According to Astry, this expertise plus flexibility might help SurModics compete against larger companies for whom surfaces are not a core business. “I think our size can make us flexible,” he said. “For big companies, selling blank slides has not in recent years been a huge focus.”
The View from Tempe
Applied Microarrays CEO Alastair Malcolm said this week that AMI did not acquire the CodeLink slides because it did not want to enter the slide business. Instead, AMI has focused on building an original equipment-manufacturer business on the foundation of the CodeLink bioarray assets.
“With our array business model there was never any intent to acquire any one particular slide business or be limited to any specific surface chemistry,” he told BioArray News.
“In the AMI business we are now working with many formats, including slides, microtiter plates, membranes, and lab-on-chip. We also use many surface chemistries tailored to the requirement of the application,” Malcolm said. “The SurModics surface chemistries are excellent for many applications, and we will continue to use them. There are also other chemistries from other suppliers that have particular advantages, and we apply them to our customers’ applications.”

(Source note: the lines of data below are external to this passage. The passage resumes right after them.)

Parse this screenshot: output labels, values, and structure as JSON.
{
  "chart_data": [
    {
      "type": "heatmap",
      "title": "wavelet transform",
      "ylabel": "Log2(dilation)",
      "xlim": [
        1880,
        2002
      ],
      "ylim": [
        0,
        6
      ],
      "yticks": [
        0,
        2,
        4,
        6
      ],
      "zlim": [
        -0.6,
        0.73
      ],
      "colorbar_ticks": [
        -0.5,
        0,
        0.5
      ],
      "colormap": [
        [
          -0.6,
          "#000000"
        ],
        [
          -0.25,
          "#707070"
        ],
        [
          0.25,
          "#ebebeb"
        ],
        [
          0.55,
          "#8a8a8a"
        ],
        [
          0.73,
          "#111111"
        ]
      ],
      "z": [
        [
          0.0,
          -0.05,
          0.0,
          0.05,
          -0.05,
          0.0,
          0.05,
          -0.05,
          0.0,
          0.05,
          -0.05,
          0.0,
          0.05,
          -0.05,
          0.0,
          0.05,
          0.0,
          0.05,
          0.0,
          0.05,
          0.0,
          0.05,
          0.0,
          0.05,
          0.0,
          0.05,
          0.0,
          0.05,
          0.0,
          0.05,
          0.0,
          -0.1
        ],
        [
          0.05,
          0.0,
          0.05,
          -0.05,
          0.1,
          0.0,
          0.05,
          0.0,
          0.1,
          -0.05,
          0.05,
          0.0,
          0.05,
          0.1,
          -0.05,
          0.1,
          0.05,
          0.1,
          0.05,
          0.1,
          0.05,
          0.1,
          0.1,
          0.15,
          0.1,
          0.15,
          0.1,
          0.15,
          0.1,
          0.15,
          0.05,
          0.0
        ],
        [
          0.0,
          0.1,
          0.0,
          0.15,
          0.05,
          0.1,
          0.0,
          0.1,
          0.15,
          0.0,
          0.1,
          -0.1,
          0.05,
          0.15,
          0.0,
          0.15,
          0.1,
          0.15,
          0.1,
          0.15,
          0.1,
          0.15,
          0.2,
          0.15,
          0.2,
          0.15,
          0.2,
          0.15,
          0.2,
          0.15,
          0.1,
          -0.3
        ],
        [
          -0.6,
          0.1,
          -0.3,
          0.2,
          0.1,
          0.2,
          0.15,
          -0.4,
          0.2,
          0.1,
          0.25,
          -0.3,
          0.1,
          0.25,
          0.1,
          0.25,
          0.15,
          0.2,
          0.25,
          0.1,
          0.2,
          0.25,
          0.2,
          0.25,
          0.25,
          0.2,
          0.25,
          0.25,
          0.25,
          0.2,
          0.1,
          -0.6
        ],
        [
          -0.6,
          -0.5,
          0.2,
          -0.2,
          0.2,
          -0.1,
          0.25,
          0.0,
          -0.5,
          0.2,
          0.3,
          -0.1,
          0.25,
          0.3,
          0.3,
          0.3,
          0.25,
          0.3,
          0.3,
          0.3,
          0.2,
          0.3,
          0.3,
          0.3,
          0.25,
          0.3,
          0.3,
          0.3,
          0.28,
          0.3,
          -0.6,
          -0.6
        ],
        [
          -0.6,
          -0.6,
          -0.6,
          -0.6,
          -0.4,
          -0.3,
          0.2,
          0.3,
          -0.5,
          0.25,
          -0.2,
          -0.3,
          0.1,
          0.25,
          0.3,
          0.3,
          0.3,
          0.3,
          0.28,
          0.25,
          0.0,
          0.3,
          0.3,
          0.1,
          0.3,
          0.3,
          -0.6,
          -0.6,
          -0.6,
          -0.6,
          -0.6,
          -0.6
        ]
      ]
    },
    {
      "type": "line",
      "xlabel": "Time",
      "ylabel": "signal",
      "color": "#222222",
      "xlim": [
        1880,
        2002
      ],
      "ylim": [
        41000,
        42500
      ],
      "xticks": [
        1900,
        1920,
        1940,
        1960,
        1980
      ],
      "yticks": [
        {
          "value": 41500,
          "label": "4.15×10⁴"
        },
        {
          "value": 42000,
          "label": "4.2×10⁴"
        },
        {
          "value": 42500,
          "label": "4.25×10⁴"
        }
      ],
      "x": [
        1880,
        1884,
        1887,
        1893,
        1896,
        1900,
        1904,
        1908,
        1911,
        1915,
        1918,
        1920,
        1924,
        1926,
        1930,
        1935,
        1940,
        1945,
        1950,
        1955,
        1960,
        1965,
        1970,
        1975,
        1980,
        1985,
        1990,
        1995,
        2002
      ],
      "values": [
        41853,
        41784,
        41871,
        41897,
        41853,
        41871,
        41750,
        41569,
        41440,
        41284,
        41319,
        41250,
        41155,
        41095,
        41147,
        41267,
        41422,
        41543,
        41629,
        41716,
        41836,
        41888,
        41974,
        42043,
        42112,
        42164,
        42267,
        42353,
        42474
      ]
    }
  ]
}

According to Malcolm, AMI acquired the CodeLink business with the “strategic intent of applying their design, development, manufacturing and business, quality systems, and assets to OEM partnerships for custom nucleic acid, protein, and special purpose microarrays, such as circulating tumor cell capture and food pathogen detection.”
He said that by “outsourcing array production and logistics to AMI, our customers avoid the costs of establishing and running an internal microarray factory, reduce the technical risk and learning curve, and accelerate their time-to-market.” Malcolm told BioArray News in May that such OEM deals already account for around three-quarters of the firm’s business, with the remaining revenues coming from legacy CodeLink expression bioarray products (see BAN 5/13/2008).